Etikettenklebstoffe und wie sie zu lösen sind

Jeder kennt es, das endlose herumknibbeln an hartknäckigen Etiketten, die sich einfach nicht lösen lassen wollen. Und am Ende hinterlassen sie auch noch hässliche Klebespuren. Um so etwas zu vermeiden, gibt es unterschiedliche Klebestoffe, die verschiedenen Anforderungen gerecht werden.


In unserem Sortiment befinden sich unter anderem die Klebstoffe „permanent haftend“ (1), „permanent, extra stark“ (2) und „ablösbar“ (3). Diese unterscheiden sich wie folgt:

  1. Etiketten dürfen bei einer vereinbarten Klebkraftstufe nicht rückstandsfrei und unzerstört entfernt werden können.
  2. Etiketten sind aufgrund der extra starken Haftung schnell und einfach auf allen Oberflächen – egal ob trocken, kühl oder feucht – anzubringen und besonders als Umzugsetiketten beliebt. Diese Etiketten sind für alle Inkjet-, (Farb-)Laserdrucker sowie (Farb-)Kopierer perfekt geeignet und daher für jegliche Anwendungen in Industrie, Logistik oder im privaten Bereich einsetzbar.
  3. Etiketten mit diesem Klebstoff müssen eine unverrückbare und dauerhafte Verbindung mit dem Untergrund eingehen, müssen sich jedoch innerhalb einer Klebedauer von 2 Jahren rückstandsfrei und ohne Zerstörung des Untergrundes von diesem entfernen lassen. Allerdings muss der Untergrund für diesen Klebstoff ausreichend geeignet sein.

Weitere Kategorien sind „abziehbar + wiederhaftend“, „klebstofffrei“, „magnetisch“, „semipermanent“ und „wieder ablösbar mit Öl“.

Unterschiedliche Klebkraft – woran liegt das?

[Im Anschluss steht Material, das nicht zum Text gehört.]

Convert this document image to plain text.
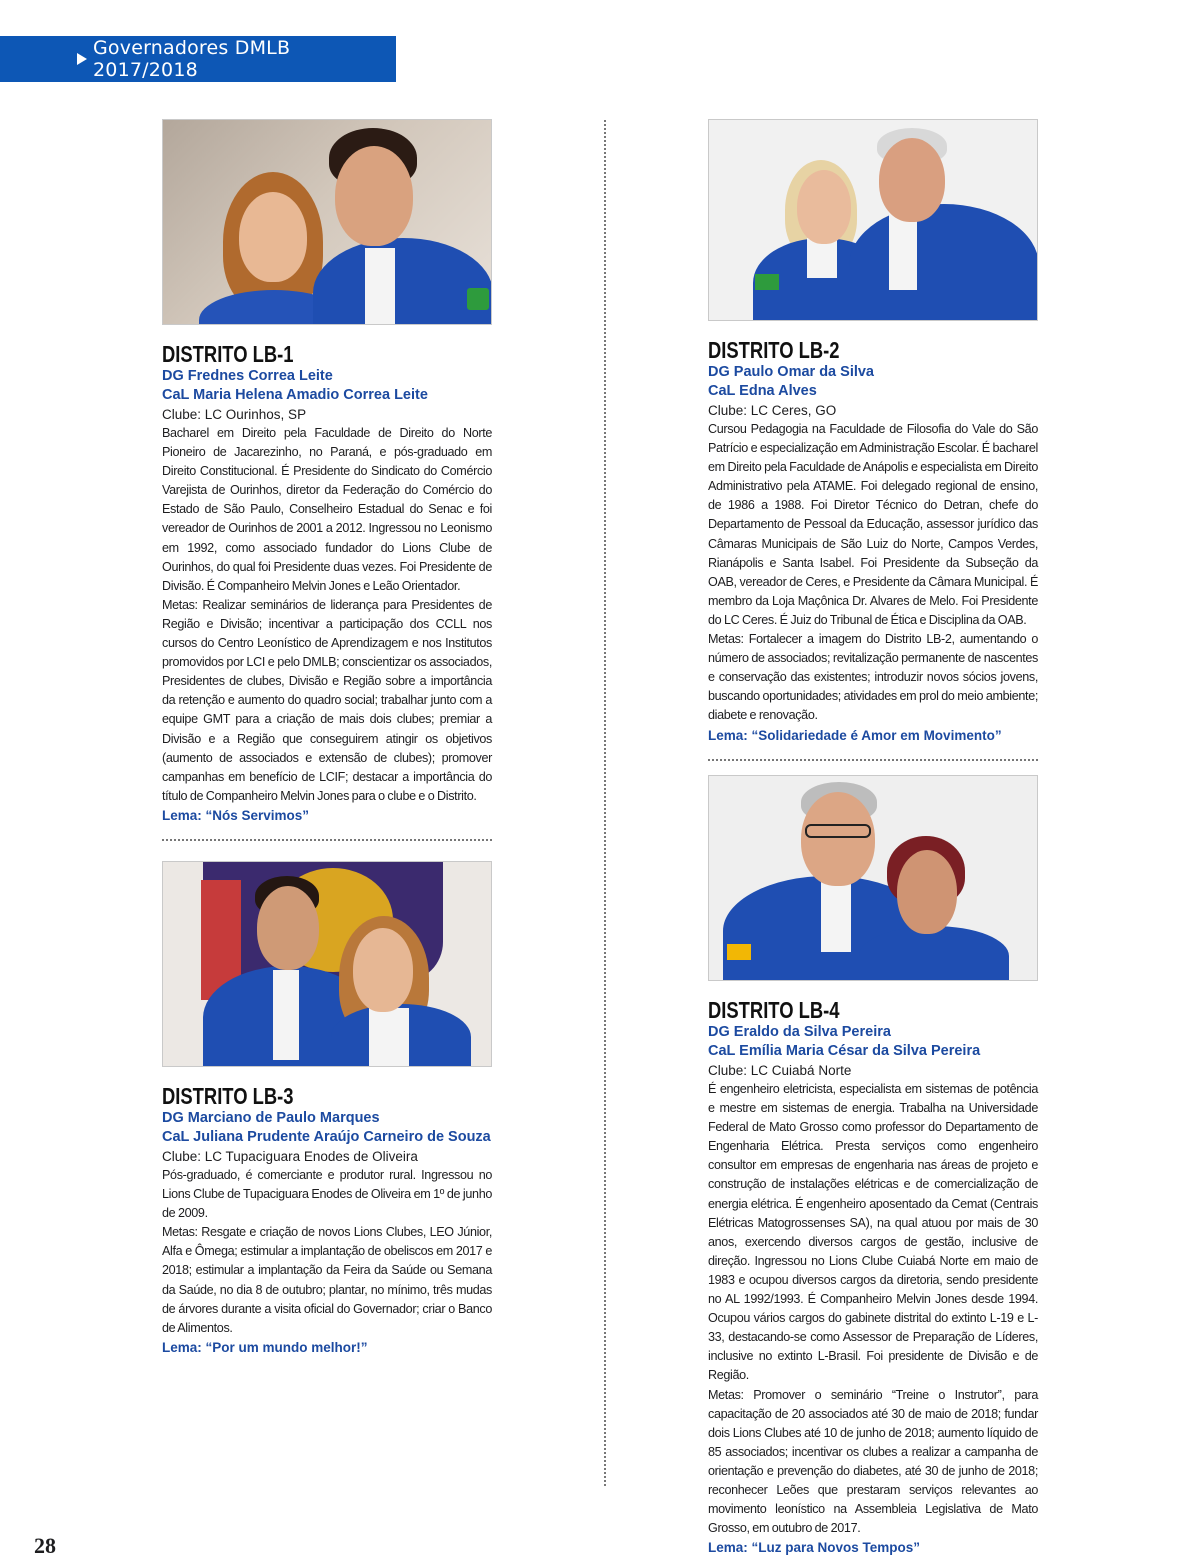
Governadores DMLB 2017/2018
DISTRITO LB-1
DG Frednes Correa Leite
CaL Maria Helena Amadio Correa Leite
Clube: LC Ourinhos, SP

Bacharel em Direito pela Faculdade de Direito do Norte Pioneiro de Jacarezinho, no Paraná, e pós-graduado em Direito Constitucional. É Presidente do Sindicato do Comércio Varejista de Ourinhos, diretor da Federação do Comércio do Estado de São Paulo, Conselheiro Estadual do Senac e foi vereador de Ourinhos de 2001 a 2012. Ingressou no Leonismo em 1992, como associado fundador do Lions Clube de Ourinhos, do qual foi Presidente duas vezes. Foi Presidente de Divisão. É Companheiro Melvin Jones e Leão Orientador.

Metas: Realizar seminários de liderança para Presidentes de Região e Divisão; incentivar a participação dos CCLL nos cursos do Centro Leonístico de Aprendizagem e nos Institutos promovidos por LCI e pelo DMLB; conscientizar os associados, Presidentes de clubes, Divisão e Região sobre a importância da retenção e aumento do quadro social; trabalhar junto com a equipe GMT para a criação de mais dois clubes; premiar a Divisão e a Região que conseguirem atingir os objetivos (aumento de associados e extensão de clubes); promover campanhas em benefício de LCIF; destacar a importância do título de Companheiro Melvin Jones para o clube e o Distrito.

Lema: “Nós Servimos”
DISTRITO LB-3
DG Marciano de Paulo Marques
CaL Juliana Prudente Araújo Carneiro de Souza
Clube: LC Tupaciguara Enodes de Oliveira

Pós-graduado, é comerciante e produtor rural. Ingressou no Lions Clube de Tupaciguara Enodes de Oliveira em 1º de junho de 2009.

Metas: Resgate e criação de novos Lions Clubes, LEO Júnior, Alfa e Ômega; estimular a implantação de obeliscos em 2017 e 2018; estimular a implantação da Feira da Saúde ou Semana da Saúde, no dia 8 de outubro; plantar, no mínimo, três mudas de árvores durante a visita oficial do Governador; criar o Banco de Alimentos.

Lema: “Por um mundo melhor!”
DISTRITO LB-2
DG Paulo Omar da Silva
CaL Edna Alves
Clube: LC Ceres, GO

Cursou Pedagogia na Faculdade de Filosofia do Vale do São Patrício e especialização em Administração Escolar. É bacharel em Direito pela Faculdade de Anápolis e especialista em Direito Administrativo pela ATAME. Foi delegado regional de ensino, de 1986 a 1988. Foi Diretor Técnico do Detran, chefe do Departamento de Pessoal da Educação, assessor jurídico das Câmaras Municipais de São Luiz do Norte, Campos Verdes, Rianápolis e Santa Isabel. Foi Presidente da Subseção da OAB, vereador de Ceres, e Presidente da Câmara Municipal. É membro da Loja Maçônica Dr. Alvares de Melo. Foi Presidente do LC Ceres. É Juiz do Tribunal de Ética e Disciplina da OAB.

Metas: Fortalecer a imagem do Distrito LB-2, aumentando o número de associados; revitalização permanente de nascentes e conservação das existentes; introduzir novos sócios jovens, buscando oportunidades; atividades em prol do meio ambiente; diabete e renovação.

Lema: “Solidariedade é Amor em Movimento”
DISTRITO LB-4
DG Eraldo da Silva Pereira
CaL Emília Maria César da Silva Pereira
Clube: LC Cuiabá Norte

É engenheiro eletricista, especialista em sistemas de potência e mestre em sistemas de energia. Trabalha na Universidade Federal de Mato Grosso como professor do Departamento de Engenharia Elétrica. Presta serviços como engenheiro consultor em empresas de engenharia nas áreas de projeto e construção de instalações elétricas e de comercialização de energia elétrica. É engenheiro aposentado da Cemat (Centrais Elétricas Matogrossenses SA), na qual atuou por mais de 30 anos, exercendo diversos cargos de gestão, inclusive de direção. Ingressou no Lions Clube Cuiabá Norte em maio de 1983 e ocupou diversos cargos da diretoria, sendo presidente no AL 1992/1993. É Companheiro Melvin Jones desde 1994. Ocupou vários cargos do gabinete distrital do extinto L-19 e L-33, destacando-se como Assessor de Preparação de Líderes, inclusive no extinto L-Brasil. Foi presidente de Divisão e de Região.

Metas: Promover o seminário “Treine o Instrutor”, para capacitação de 20 associados até 30 de maio de 2018; fundar dois Lions Clubes até 10 de junho de 2018; aumento líquido de 85 associados; incentivar os clubes a realizar a campanha de orientação e prevenção do diabetes, até 30 de junho de 2018; reconhecer Leões que prestaram serviços relevantes ao movimento leonístico na Assembleia Legislativa de Mato Grosso, em outubro de 2017.

Lema: “Luz para Novos Tempos”
28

Unterschieden wird zwischen den Hauptklebstoffen Kautschuk Kleber und Acrylkleber. Welcher der beiden besser geeignet ist, um beim Anbringen der Etiketten ein perfektes Ergebnis zu erzielen ist abhängig von verschiedenen Faktoren. Sie sollten sich im Vorfeld über die Beschaffenheit der Oberfläche, die gewünschte Dauer der Klebehaftung, mögliche Umwelteinflüsse und gesetzliche Richtlinien Gedanken machen. Denn abhängig von dem zu beklebenden Hintergrund (feucht, fettig, gefroren, uneben, rau) und den zu erwartenden äußeren Einwirkungen (Abrieb, Nässe, Hitze, Kälte), benötigen die Aufkleber unterschiedliche Eigenschaften.

Acryl-Kleber eignet sich aufgrund seiner festen Struktur zum Beispiel besonders für glatte Oberflächen. Die zähfließende Struktur von Kautschuk-Kleber ermöglicht hingegen eine sehr gute Verbindung mit rauen Oberflächen, da der Klebstoff in die Vertiefungen eindringt. Bei glatten Oberflächen hingegen quilt der Kautschuk-Kleber seitlich heraus und hinterlässt unschöne Flecken.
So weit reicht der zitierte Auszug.